I've a file with sample records as show below.. The data is in batch format.. with first record being the batch header and last record being the batch trailer. Each batch can have multiple invoices. Inv hdr starts with '1' and inv line starts with '2'. Is there any way to remove the duplicate invoices(inlcuding its line items)? In my example Inv# 111 details repeated twice. I wanted them to be removed so that I wont face duplicate inv error while loading them.
May be I have misunderstood the requirement but based on below comment from OP, I think he wanted to check of duplicate set of records
Is there any way to remove the duplicate invoices(inlcuding its line items)?
For example, If I change input records as below and re-run the same job, it still produces the same output even though entire "recordset" wasn't a duplicate.The job,in turn would remove second set of records with header '111'.
Like I said, may I have misunderstood the requirement but I thought OP wanted to compare line items as well.
Do you want to retain this group entirely as all the records under this group are not a 1 to 1 match with the earlier group? and the output will be a copy of input to output as is?
Another way of eliminating the duplicates is in the second set of records the header and the first detail record is a perfect match with the earlier group and then you delete them and move the mismatched detail record to prior group like this?
I should have originally provided expected output based on my understanding of the requirement.
Yes, from sample input I provided, I was thinking all the records needed to be retained as atleast one of the detail records didn't match. I afraid to say but yes I thought OP was asking about 1 to 1 match. I know, if this is what OP wanted, then its going to be tricky and that's why I asked OP about max. number of detail records.
Again,this is my understanding of the requirement and I could be wrong.
You get given an invoice by a car-repair company. It has a number on it, which will be unique for that company. Their copy of the invoice will be needed to produce their accounts/book-keeping and for their tax purposes (potentially many other things as well, stock for instance, blah, blah).

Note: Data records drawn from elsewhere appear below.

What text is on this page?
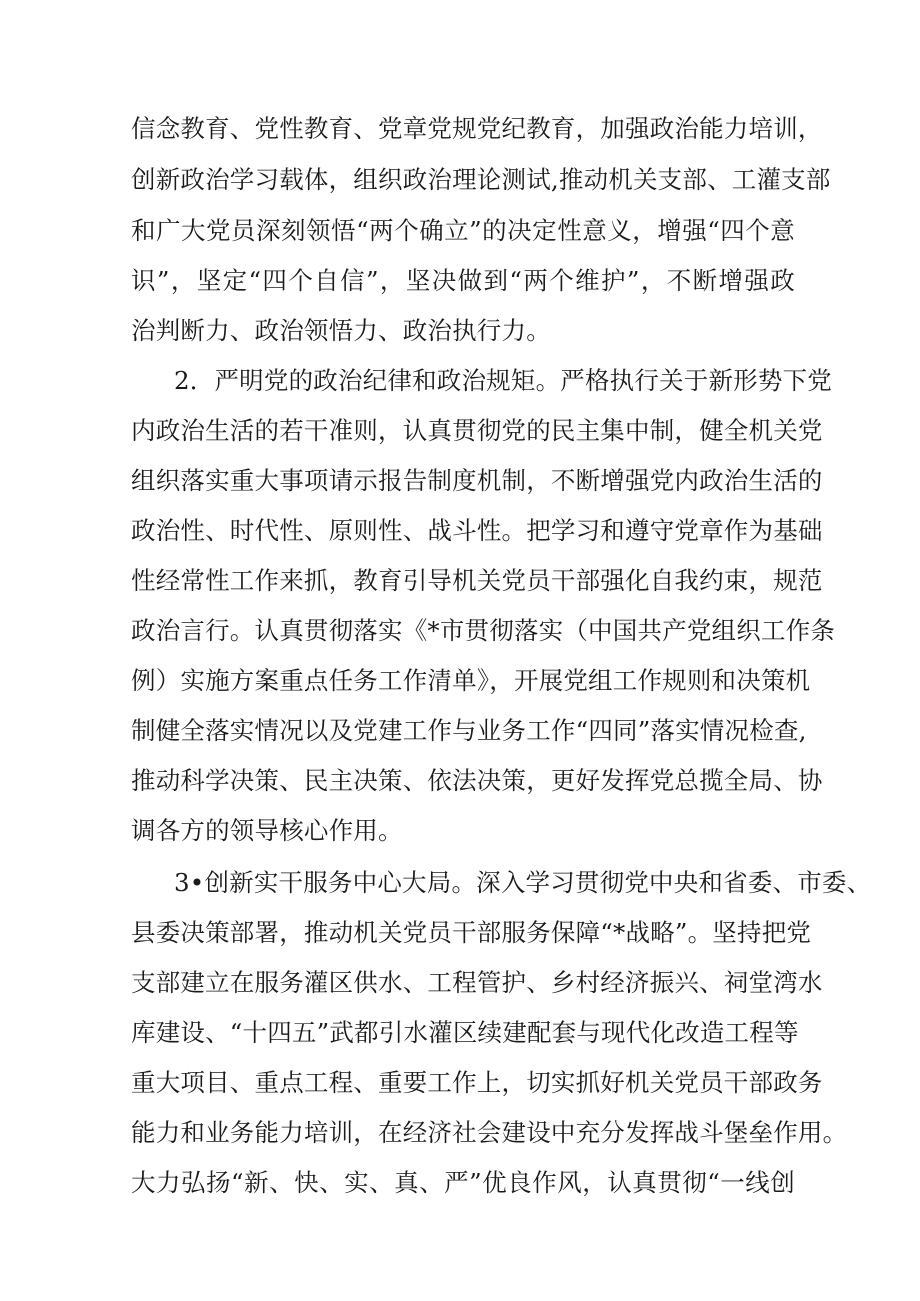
信念教育、党性教育、党章党规党纪教育，加强政治能力培训，
创新政治学习载体，组织政治理论测试,推动机关支部、工灌支部
和广大党员深刻领悟“两个确立”的决定性意义，增强“四个意
识”，坚定“四个自信”，坚决做到“两个维护”，不断增强政
治判断力、政治领悟力、政治执行力。
2．严明党的政治纪律和政治规矩。严格执行关于新形势下党
内政治生活的若干准则，认真贯彻党的民主集中制，健全机关党
组织落实重大事项请示报告制度机制，不断增强党内政治生活的
政治性、时代性、原则性、战斗性。把学习和遵守党章作为基础
性经常性工作来抓，教育引导机关党员干部强化自我约束，规范
政治言行。认真贯彻落实《*市贯彻落实（中国共产党组织工作条
例）实施方案重点任务工作清单》，开展党组工作规则和决策机
制健全落实情况以及党建工作与业务工作“四同”落实情况检查,
推动科学决策、民主决策、依法决策，更好发挥党总揽全局、协
调各方的领导核心作用。
3•创新实干服务中心大局。深入学习贯彻党中央和省委、市委、
县委决策部署，推动机关党员干部服务保障“*战略”。坚持把党
支部建立在服务灌区供水、工程管护、乡村经济振兴、祠堂湾水
库建设、“十四五”武都引水灌区续建配套与现代化改造工程等
重大项目、重点工程、重要工作上，切实抓好机关党员干部政务
能力和业务能力培训，在经济社会建设中充分发挥战斗堡垒作用。
大力弘扬“新、快、实、真、严”优良作风，认真贯彻“一线创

There can be more than one "thing" on the invoice. Like replacement parts, labour. Each "thing" will be one "line" on the invoice.
So, if there is a file with duplicate invoices, it should have all the lines matching the original invoice.
So, to this point, the requirment is the option as understood by Kolusu.
What if the invoice numbers are not unique? Data-entry error? Or the fact that a three-digit invoice doesn't give a lot of room for continuing uniqueness. Or maybe data-entry error with the "lines"?
TS hasn't asked for any of this to be covered in any way, so matching the invoice number and removing everything relating to the "duplicate" if it exists, is what he says he wants. Still with Kolusu's understanding.